In [15]:
import numpy as np

from tensorflow.keras.models import Sequential
from tensorflow.keras import layers
from tensorflow.keras.preprocessing import text
import tensorflow as tf
import logging

tf.get_logger().setLevel(logging.ERROR)

In [8]:
EPOCHS = 32
BATCH_SIZE = 256
INPUT_FILE_NAME = 'data/frankenstein.txt'
WINDOW_LENGTH = 40
WINDOW_STEP = 3
PREDICT_LENGTH = 3
MAX_WORDS = 10000  # max size of vocabulary
EMBEDDING_WIDTH = 100  # dimensionality of the word vector

In [9]:
# open and read file
file = open(INPUT_FILE_NAME, 'r', encoding='utf-8')
full_text = file.read()
file.close()

# make lower case and split into individual words
full_text = text.text_to_word_sequence(full_text)

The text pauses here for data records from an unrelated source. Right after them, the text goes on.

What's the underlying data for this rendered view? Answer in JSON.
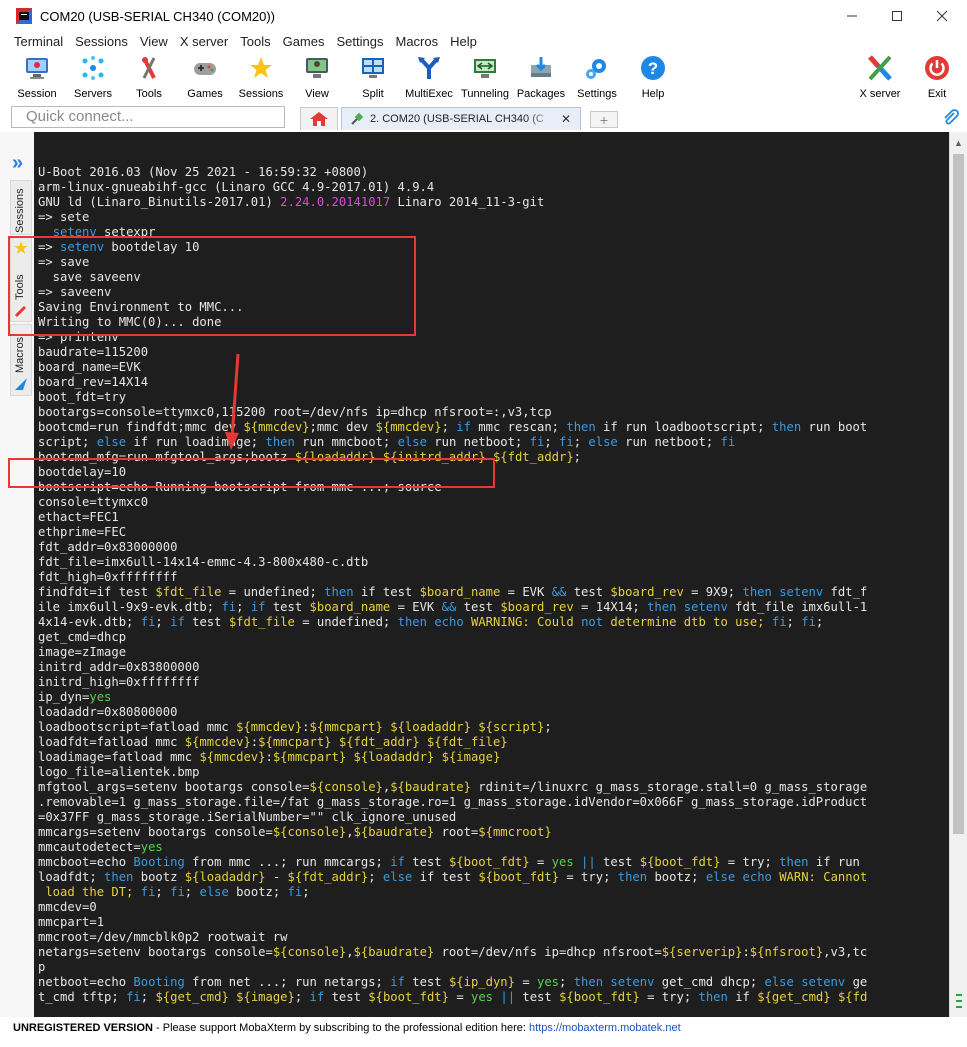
{
  "window": {
    "title": "COM20  (USB-SERIAL CH340 (COM20))"
  },
  "menu": [
    "Terminal",
    "Sessions",
    "View",
    "X server",
    "Tools",
    "Games",
    "Settings",
    "Macros",
    "Help"
  ],
  "toolbar": {
    "session": "Session",
    "servers": "Servers",
    "tools": "Tools",
    "games": "Games",
    "sessions": "Sessions",
    "view": "View",
    "split": "Split",
    "multiexec": "MultiExec",
    "tunneling": "Tunneling",
    "packages": "Packages",
    "settings": "Settings",
    "help": "Help",
    "xserver": "X server",
    "exit": "Exit"
  },
  "quick_connect": {
    "placeholder": "Quick connect..."
  },
  "tabs": {
    "active_label": "2. COM20  (USB-SERIAL CH340 (C",
    "close": "✕",
    "new_tab": "+"
  },
  "side_panel": {
    "sessions": "Sessions",
    "tools": "Tools",
    "macros": "Macros"
  },
  "colors": {
    "terminal_bg": "#1e1e1e",
    "annotation": "#e53935",
    "accent": "#2a7de1"
  },
  "terminal_lines": [
    [
      {
        "t": "U-Boot 2016.03 (Nov 25 2021 - 16:59:32 +0800)",
        "c": ""
      }
    ],
    [
      {
        "t": "arm-linux-gnueabihf-gcc (Linaro GCC 4.9-2017.01) 4.9.4",
        "c": ""
      }
    ],
    [
      {
        "t": "GNU ld (Linaro_Binutils-2017.01) ",
        "c": ""
      },
      {
        "t": "2.24.0.20141017",
        "c": "m"
      },
      {
        "t": " Linaro 2014_11-3-git",
        "c": ""
      }
    ],
    [
      {
        "t": "=> sete",
        "c": ""
      }
    ],
    [
      {
        "t": "  ",
        "c": ""
      },
      {
        "t": "setenv",
        "c": "c"
      },
      {
        "t": " setexpr",
        "c": ""
      }
    ],
    [
      {
        "t": "=> ",
        "c": ""
      },
      {
        "t": "setenv",
        "c": "c"
      },
      {
        "t": " bootdelay 10",
        "c": ""
      }
    ],
    [
      {
        "t": "=> save",
        "c": ""
      }
    ],
    [
      {
        "t": "  save saveenv",
        "c": ""
      }
    ],
    [
      {
        "t": "=> saveenv",
        "c": ""
      }
    ],
    [
      {
        "t": "Saving Environment to MMC...",
        "c": ""
      }
    ],
    [
      {
        "t": "Writing to MMC(0)... done",
        "c": ""
      }
    ],
    [
      {
        "t": "=> printenv",
        "c": ""
      }
    ],
    [
      {
        "t": "baudrate=115200",
        "c": ""
      }
    ],
    [
      {
        "t": "board_name=EVK",
        "c": ""
      }
    ],
    [
      {
        "t": "board_rev=14X14",
        "c": ""
      }
    ],
    [
      {
        "t": "boot_fdt=try",
        "c": ""
      }
    ],
    [
      {
        "t": "bootargs=console=ttymxc0,115200 root=/dev/nfs ip=dhcp nfsroot=:,v3,tcp",
        "c": ""
      }
    ],
    [
      {
        "t": "bootcmd=run findfdt;mmc dev ",
        "c": ""
      },
      {
        "t": "${mmcdev}",
        "c": "y"
      },
      {
        "t": ";mmc dev ",
        "c": ""
      },
      {
        "t": "${mmcdev}",
        "c": "y"
      },
      {
        "t": "; ",
        "c": ""
      },
      {
        "t": "if",
        "c": "c"
      },
      {
        "t": " mmc rescan; ",
        "c": ""
      },
      {
        "t": "then",
        "c": "c"
      },
      {
        "t": " if run loadbootscript; ",
        "c": ""
      },
      {
        "t": "then",
        "c": "c"
      },
      {
        "t": " run boot",
        "c": ""
      }
    ],
    [
      {
        "t": "script; ",
        "c": ""
      },
      {
        "t": "else",
        "c": "c"
      },
      {
        "t": " if run loadimage; ",
        "c": ""
      },
      {
        "t": "then",
        "c": "c"
      },
      {
        "t": " run mmcboot; ",
        "c": ""
      },
      {
        "t": "else",
        "c": "c"
      },
      {
        "t": " run netboot; ",
        "c": ""
      },
      {
        "t": "fi",
        "c": "c"
      },
      {
        "t": "; ",
        "c": ""
      },
      {
        "t": "fi",
        "c": "c"
      },
      {
        "t": "; ",
        "c": ""
      },
      {
        "t": "else",
        "c": "c"
      },
      {
        "t": " run netboot; ",
        "c": ""
      },
      {
        "t": "fi",
        "c": "c"
      }
    ],
    [
      {
        "t": "bootcmd_mfg=run mfgtool_args;bootz ",
        "c": ""
      },
      {
        "t": "${loadaddr}",
        "c": "y"
      },
      {
        "t": " ",
        "c": ""
      },
      {
        "t": "${initrd_addr}",
        "c": "y"
      },
      {
        "t": " ",
        "c": ""
      },
      {
        "t": "${fdt_addr}",
        "c": "y"
      },
      {
        "t": ";",
        "c": ""
      }
    ],
    [
      {
        "t": "bootdelay=10",
        "c": ""
      }
    ],
    [
      {
        "t": "bootscript=echo Running bootscript from mmc ...; source",
        "c": ""
      }
    ],
    [
      {
        "t": "console=ttymxc0",
        "c": ""
      }
    ],
    [
      {
        "t": "ethact=FEC1",
        "c": ""
      }
    ],
    [
      {
        "t": "ethprime=FEC",
        "c": ""
      }
    ],
    [
      {
        "t": "fdt_addr=0x83000000",
        "c": ""
      }
    ],
    [
      {
        "t": "fdt_file=imx6ull-14x14-emmc-4.3-800x480-c.dtb",
        "c": ""
      }
    ],
    [
      {
        "t": "fdt_high=0xffffffff",
        "c": ""
      }
    ],
    [
      {
        "t": "findfdt=if test ",
        "c": ""
      },
      {
        "t": "$fdt_file",
        "c": "y"
      },
      {
        "t": " = undefined; ",
        "c": ""
      },
      {
        "t": "then",
        "c": "c"
      },
      {
        "t": " if test ",
        "c": ""
      },
      {
        "t": "$board_name",
        "c": "y"
      },
      {
        "t": " = EVK ",
        "c": ""
      },
      {
        "t": "&&",
        "c": "c"
      },
      {
        "t": " test ",
        "c": ""
      },
      {
        "t": "$board_rev",
        "c": "y"
      },
      {
        "t": " = 9X9; ",
        "c": ""
      },
      {
        "t": "then",
        "c": "c"
      },
      {
        "t": " ",
        "c": ""
      },
      {
        "t": "setenv",
        "c": "c"
      },
      {
        "t": " fdt_f",
        "c": ""
      }
    ],
    [
      {
        "t": "ile imx6ull-9x9-evk.dtb; ",
        "c": ""
      },
      {
        "t": "fi",
        "c": "c"
      },
      {
        "t": "; ",
        "c": ""
      },
      {
        "t": "if",
        "c": "c"
      },
      {
        "t": " test ",
        "c": ""
      },
      {
        "t": "$board_name",
        "c": "y"
      },
      {
        "t": " = EVK ",
        "c": ""
      },
      {
        "t": "&&",
        "c": "c"
      },
      {
        "t": " test ",
        "c": ""
      },
      {
        "t": "$board_rev",
        "c": "y"
      },
      {
        "t": " = 14X14; ",
        "c": ""
      },
      {
        "t": "then",
        "c": "c"
      },
      {
        "t": " ",
        "c": ""
      },
      {
        "t": "setenv",
        "c": "c"
      },
      {
        "t": " fdt_file imx6ull-1",
        "c": ""
      }
    ],
    [
      {
        "t": "4x14-evk.dtb; ",
        "c": ""
      },
      {
        "t": "fi",
        "c": "c"
      },
      {
        "t": "; ",
        "c": ""
      },
      {
        "t": "if",
        "c": "c"
      },
      {
        "t": " test ",
        "c": ""
      },
      {
        "t": "$fdt_file",
        "c": "y"
      },
      {
        "t": " = undefined; ",
        "c": ""
      },
      {
        "t": "then",
        "c": "c"
      },
      {
        "t": " ",
        "c": ""
      },
      {
        "t": "echo",
        "c": "c"
      },
      {
        "t": " WARNING: Could ",
        "c": "y"
      },
      {
        "t": "not",
        "c": "c"
      },
      {
        "t": " determine dtb to use; ",
        "c": "y"
      },
      {
        "t": "fi",
        "c": "c"
      },
      {
        "t": "; ",
        "c": ""
      },
      {
        "t": "fi",
        "c": "c"
      },
      {
        "t": ";",
        "c": ""
      }
    ],
    [
      {
        "t": "get_cmd=dhcp",
        "c": ""
      }
    ],
    [
      {
        "t": "image=zImage",
        "c": ""
      }
    ],
    [
      {
        "t": "initrd_addr=0x83800000",
        "c": ""
      }
    ],
    [
      {
        "t": "initrd_high=0xffffffff",
        "c": ""
      }
    ],
    [
      {
        "t": "ip_dyn=",
        "c": ""
      },
      {
        "t": "yes",
        "c": "g"
      }
    ],
    [
      {
        "t": "loadaddr=0x80800000",
        "c": ""
      }
    ],
    [
      {
        "t": "loadbootscript=fatload mmc ",
        "c": ""
      },
      {
        "t": "${mmcdev}",
        "c": "y"
      },
      {
        "t": ":",
        "c": ""
      },
      {
        "t": "${mmcpart}",
        "c": "y"
      },
      {
        "t": " ",
        "c": ""
      },
      {
        "t": "${loadaddr}",
        "c": "y"
      },
      {
        "t": " ",
        "c": ""
      },
      {
        "t": "${script}",
        "c": "y"
      },
      {
        "t": ";",
        "c": ""
      }
    ],
    [
      {
        "t": "loadfdt=fatload mmc ",
        "c": ""
      },
      {
        "t": "${mmcdev}",
        "c": "y"
      },
      {
        "t": ":",
        "c": ""
      },
      {
        "t": "${mmcpart}",
        "c": "y"
      },
      {
        "t": " ",
        "c": ""
      },
      {
        "t": "${fdt_addr}",
        "c": "y"
      },
      {
        "t": " ",
        "c": ""
      },
      {
        "t": "${fdt_file}",
        "c": "y"
      }
    ],
    [
      {
        "t": "loadimage=fatload mmc ",
        "c": ""
      },
      {
        "t": "${mmcdev}",
        "c": "y"
      },
      {
        "t": ":",
        "c": ""
      },
      {
        "t": "${mmcpart}",
        "c": "y"
      },
      {
        "t": " ",
        "c": ""
      },
      {
        "t": "${loadaddr}",
        "c": "y"
      },
      {
        "t": " ",
        "c": ""
      },
      {
        "t": "${image}",
        "c": "y"
      }
    ],
    [
      {
        "t": "logo_file=alientek.bmp",
        "c": ""
      }
    ],
    [
      {
        "t": "mfgtool_args=setenv bootargs console=",
        "c": ""
      },
      {
        "t": "${console}",
        "c": "y"
      },
      {
        "t": ",",
        "c": ""
      },
      {
        "t": "${baudrate}",
        "c": "y"
      },
      {
        "t": " rdinit=/linuxrc g_mass_storage.stall=0 g_mass_storage",
        "c": ""
      }
    ],
    [
      {
        "t": ".removable=1 g_mass_storage.file=/fat g_mass_storage.ro=1 g_mass_storage.idVendor=0x066F g_mass_storage.idProduct",
        "c": ""
      }
    ],
    [
      {
        "t": "=0x37FF g_mass_storage.iSerialNumber=\"\" clk_ignore_unused",
        "c": ""
      }
    ],
    [
      {
        "t": "mmcargs=setenv bootargs console=",
        "c": ""
      },
      {
        "t": "${console}",
        "c": "y"
      },
      {
        "t": ",",
        "c": ""
      },
      {
        "t": "${baudrate}",
        "c": "y"
      },
      {
        "t": " root=",
        "c": ""
      },
      {
        "t": "${mmcroot}",
        "c": "y"
      }
    ],
    [
      {
        "t": "mmcautodetect=",
        "c": ""
      },
      {
        "t": "yes",
        "c": "g"
      }
    ],
    [
      {
        "t": "mmcboot=echo ",
        "c": ""
      },
      {
        "t": "Booting",
        "c": "c"
      },
      {
        "t": " from mmc ...; run mmcargs; ",
        "c": ""
      },
      {
        "t": "if",
        "c": "c"
      },
      {
        "t": " test ",
        "c": ""
      },
      {
        "t": "${boot_fdt}",
        "c": "y"
      },
      {
        "t": " = ",
        "c": ""
      },
      {
        "t": "yes",
        "c": "g"
      },
      {
        "t": " ",
        "c": ""
      },
      {
        "t": "||",
        "c": "c"
      },
      {
        "t": " test ",
        "c": ""
      },
      {
        "t": "${boot_fdt}",
        "c": "y"
      },
      {
        "t": " = try; ",
        "c": ""
      },
      {
        "t": "then",
        "c": "c"
      },
      {
        "t": " if run",
        "c": ""
      }
    ],
    [
      {
        "t": "loadfdt; ",
        "c": ""
      },
      {
        "t": "then",
        "c": "c"
      },
      {
        "t": " bootz ",
        "c": ""
      },
      {
        "t": "${loadaddr}",
        "c": "y"
      },
      {
        "t": " - ",
        "c": ""
      },
      {
        "t": "${fdt_addr}",
        "c": "y"
      },
      {
        "t": "; ",
        "c": ""
      },
      {
        "t": "else",
        "c": "c"
      },
      {
        "t": " if test ",
        "c": ""
      },
      {
        "t": "${boot_fdt}",
        "c": "y"
      },
      {
        "t": " = try; ",
        "c": ""
      },
      {
        "t": "then",
        "c": "c"
      },
      {
        "t": " bootz; ",
        "c": ""
      },
      {
        "t": "else",
        "c": "c"
      },
      {
        "t": " ",
        "c": ""
      },
      {
        "t": "echo",
        "c": "c"
      },
      {
        "t": " WARN: Cannot",
        "c": "y"
      }
    ],
    [
      {
        "t": " load the DT; ",
        "c": "y"
      },
      {
        "t": "fi",
        "c": "c"
      },
      {
        "t": "; ",
        "c": ""
      },
      {
        "t": "fi",
        "c": "c"
      },
      {
        "t": "; ",
        "c": ""
      },
      {
        "t": "else",
        "c": "c"
      },
      {
        "t": " bootz; ",
        "c": ""
      },
      {
        "t": "fi",
        "c": "c"
      },
      {
        "t": ";",
        "c": ""
      }
    ],
    [
      {
        "t": "mmcdev=0",
        "c": ""
      }
    ],
    [
      {
        "t": "mmcpart=1",
        "c": ""
      }
    ],
    [
      {
        "t": "mmcroot=/dev/mmcblk0p2 rootwait rw",
        "c": ""
      }
    ],
    [
      {
        "t": "netargs=setenv bootargs console=",
        "c": ""
      },
      {
        "t": "${console}",
        "c": "y"
      },
      {
        "t": ",",
        "c": ""
      },
      {
        "t": "${baudrate}",
        "c": "y"
      },
      {
        "t": " root=/dev/nfs ip=dhcp nfsroot=",
        "c": ""
      },
      {
        "t": "${serverip}",
        "c": "y"
      },
      {
        "t": ":",
        "c": ""
      },
      {
        "t": "${nfsroot}",
        "c": "y"
      },
      {
        "t": ",v3,tc",
        "c": ""
      }
    ],
    [
      {
        "t": "p",
        "c": ""
      }
    ],
    [
      {
        "t": "netboot=echo ",
        "c": ""
      },
      {
        "t": "Booting",
        "c": "c"
      },
      {
        "t": " from net ...; run netargs; ",
        "c": ""
      },
      {
        "t": "if",
        "c": "c"
      },
      {
        "t": " test ",
        "c": ""
      },
      {
        "t": "${ip_dyn}",
        "c": "y"
      },
      {
        "t": " = ",
        "c": ""
      },
      {
        "t": "yes",
        "c": "g"
      },
      {
        "t": "; ",
        "c": ""
      },
      {
        "t": "then",
        "c": "c"
      },
      {
        "t": " ",
        "c": ""
      },
      {
        "t": "setenv",
        "c": "c"
      },
      {
        "t": " get_cmd dhcp; ",
        "c": ""
      },
      {
        "t": "else",
        "c": "c"
      },
      {
        "t": " ",
        "c": ""
      },
      {
        "t": "setenv",
        "c": "c"
      },
      {
        "t": " ge",
        "c": ""
      }
    ],
    [
      {
        "t": "t_cmd tftp; ",
        "c": ""
      },
      {
        "t": "fi",
        "c": "c"
      },
      {
        "t": "; ",
        "c": ""
      },
      {
        "t": "${get_cmd}",
        "c": "y"
      },
      {
        "t": " ",
        "c": ""
      },
      {
        "t": "${image}",
        "c": "y"
      },
      {
        "t": "; ",
        "c": ""
      },
      {
        "t": "if",
        "c": "c"
      },
      {
        "t": " test ",
        "c": ""
      },
      {
        "t": "${boot_fdt}",
        "c": "y"
      },
      {
        "t": " = ",
        "c": ""
      },
      {
        "t": "yes",
        "c": "g"
      },
      {
        "t": " ",
        "c": ""
      },
      {
        "t": "||",
        "c": "c"
      },
      {
        "t": " test ",
        "c": ""
      },
      {
        "t": "${boot_fdt}",
        "c": "y"
      },
      {
        "t": " = try; ",
        "c": ""
      },
      {
        "t": "then",
        "c": "c"
      },
      {
        "t": " if ",
        "c": ""
      },
      {
        "t": "${get_cmd}",
        "c": "y"
      },
      {
        "t": " ",
        "c": ""
      },
      {
        "t": "${fd",
        "c": "y"
      }
    ]
  ],
  "status": {
    "unregistered": "UNREGISTERED VERSION",
    "message": "  -  Please support MobaXterm by subscribing to the professional edition here:  ",
    "link": "https://mobaxterm.mobatek.net"
  }
}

# create training examples
fragments = []
targets = []
for i in range(0, len(full_text) - WINDOW_LENGTH, WINDOW_STEP):
    fragments.append(full_text[i:i + WINDOW_LENGTH])
    targets.append(full_text[i + WINDOW_LENGTH])

In [14]:
# convert to indices
tokenizer = text.Tokenizer(num_words=MAX_WORDS, oov_token='UNK')
tokenizer.fit_on_texts(full_text)
fragments_indexed = tokenizer.texts_to_sequences(fragments)  # 将 word 转换为 index
targets_indexed = tokenizer.texts_to_sequences(targets)  # target word index, 后面转换为 one-hot

# convert to appropriate input and output formats
X = np.array(fragments_indexed, dtype=np.int32)
y = np.zeros((len(targets_indexed), MAX_WORDS))
for i, target_index in enumerate(targets_indexed):  # 将输出转换为 one-hot
    y[i, target_index] = 1

In [16]:
# build and train model
training_model = Sequential()
training_model.add(layers.Embedding(output_dim=EMBEDDING_WIDTH,
                                    input_dim=MAX_WORDS,
                                    mask_zero=True,
                                    input_length=None))  # 设置 input_length=None，接受变长序列
training_model.add(layers.LSTM(128, return_sequences=True,
                               dropout=0.2,
                               recurrent_dropout=0.2))
training_model.add(layers.LSTM(128, dropout=0.2,
                               recurrent_dropout=0.2))
training_model.add(layers.Dense(128, activation='relu'))
training_model.add(layers.Dense(MAX_WORDS, activation='softmax'))
training_model.compile(loss='categorical_crossentropy',
                       optimizer='adam')
training_model.summary()

Model: "sequential"
_________________________________________________________________
 Layer (type)                Output Shape              Param #   
 embedding (Embedding)       (None, None, 100)         1000000   
                                                                 
 lstm (LSTM)                 (None, None, 128)         117248    
                                                                 
 lstm_1 (LSTM)               (None, 128)               131584    
                                                                 
 dense (Dense)               (None, 128)               16512     
                                                                 
 dense_1 (Dense)             (None, 10000)             1290000   
                                                                 
Total params: 2,555,344
Trainable params: 2,555,344
Non-trainable params: 0
_________________________________________________________________


In [None]:
history = training_model.fit(X, y,
                             validation_split=0.05,
                             batch_size=BATCH_SIZE,
                             epochs=EPOCHS,
                             verbose=2,
                             shuffle=True)